Amin and her co-writer Mahmoud Ezzat pull off a great feat in fleshing out Souad’s behavior: she is spirited yet disquietingly short-tempered, strong-willed, but possibly too rancorous to let grievances go. Whatever the reasons might be, her finale is more than the sum of any preceding acts; a brutal, startling caesura, which the film leaves to feel ruthlessly abrupt.
Before then, Amin doesn’t dwell on Souad’s darkening mindset. Hers is not a classic romantic tale of a spurned lover wrapped in a spiralling revenge fantasy (think Goethe’s Werther and his endless imitators). Instead, the story is filtered through Souad’s life at home, increasingly through her younger sister, Rabab (Basmala Elghaiesh). It is Rabab, played by Elghaiesh with laconic poise, who will be the last to see her sister. It is she who will travel from their small town, Zagazig, to Alexandria to meet the feckless Ahmed (Hussein Ghanem), who might – or might not – be responsible for her sister’s death.
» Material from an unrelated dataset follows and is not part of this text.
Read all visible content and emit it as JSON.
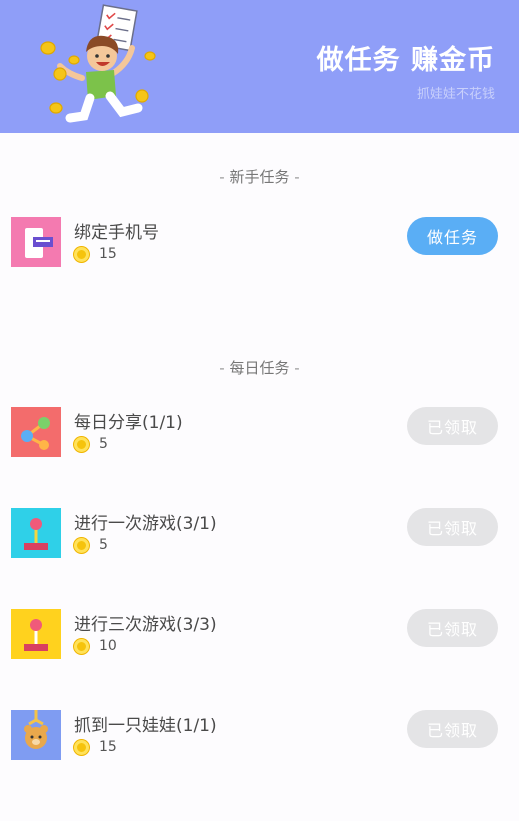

The ambivalence about where to assign guilt is the film’s theme and its narrative strength. When Rabab finally faces Ahmed, who turns out to have a steady girlfriend in Alexandria, she is not impressed. Ahmed is a social-media designer, and could have just as easily engineered the mystique of his romance with Souad as he designs campaigns for Instagram. But it’s too easy to lay the blame solely on him, and Amin wisely refuses to turn him into a villain. Instead, the 13-year-old Rabab (though she lies that she’s older) must experience her sister’s infatuation for herself.
During the long night that she spends in Ahmed’s company, in Alexandria, Rabab grows exponentially in will power and spirit. Far from being a timid, naive young girl, she smartly takes stock of Ahmed’s emotional and character failings, as well as his genuine empathy. And as much as it seems shocking, at first, that Amin has Rabab get so close to the one man she has every reason to hate or maybe fear, this storyline gamble pays off handsomely.
Ahmed can’t help Rabab mourn, but during their wandering, while listening to his stories, and, at one point, imitating her sister’s voice – revealing Souad’s humor but also her stark intransigence – Rabab emerges as a remarkable protagonist: someone whose insistence on mourning as an exploration, a prelude to her own womanhood rather than a closure, brings her closer to the one she’s lost.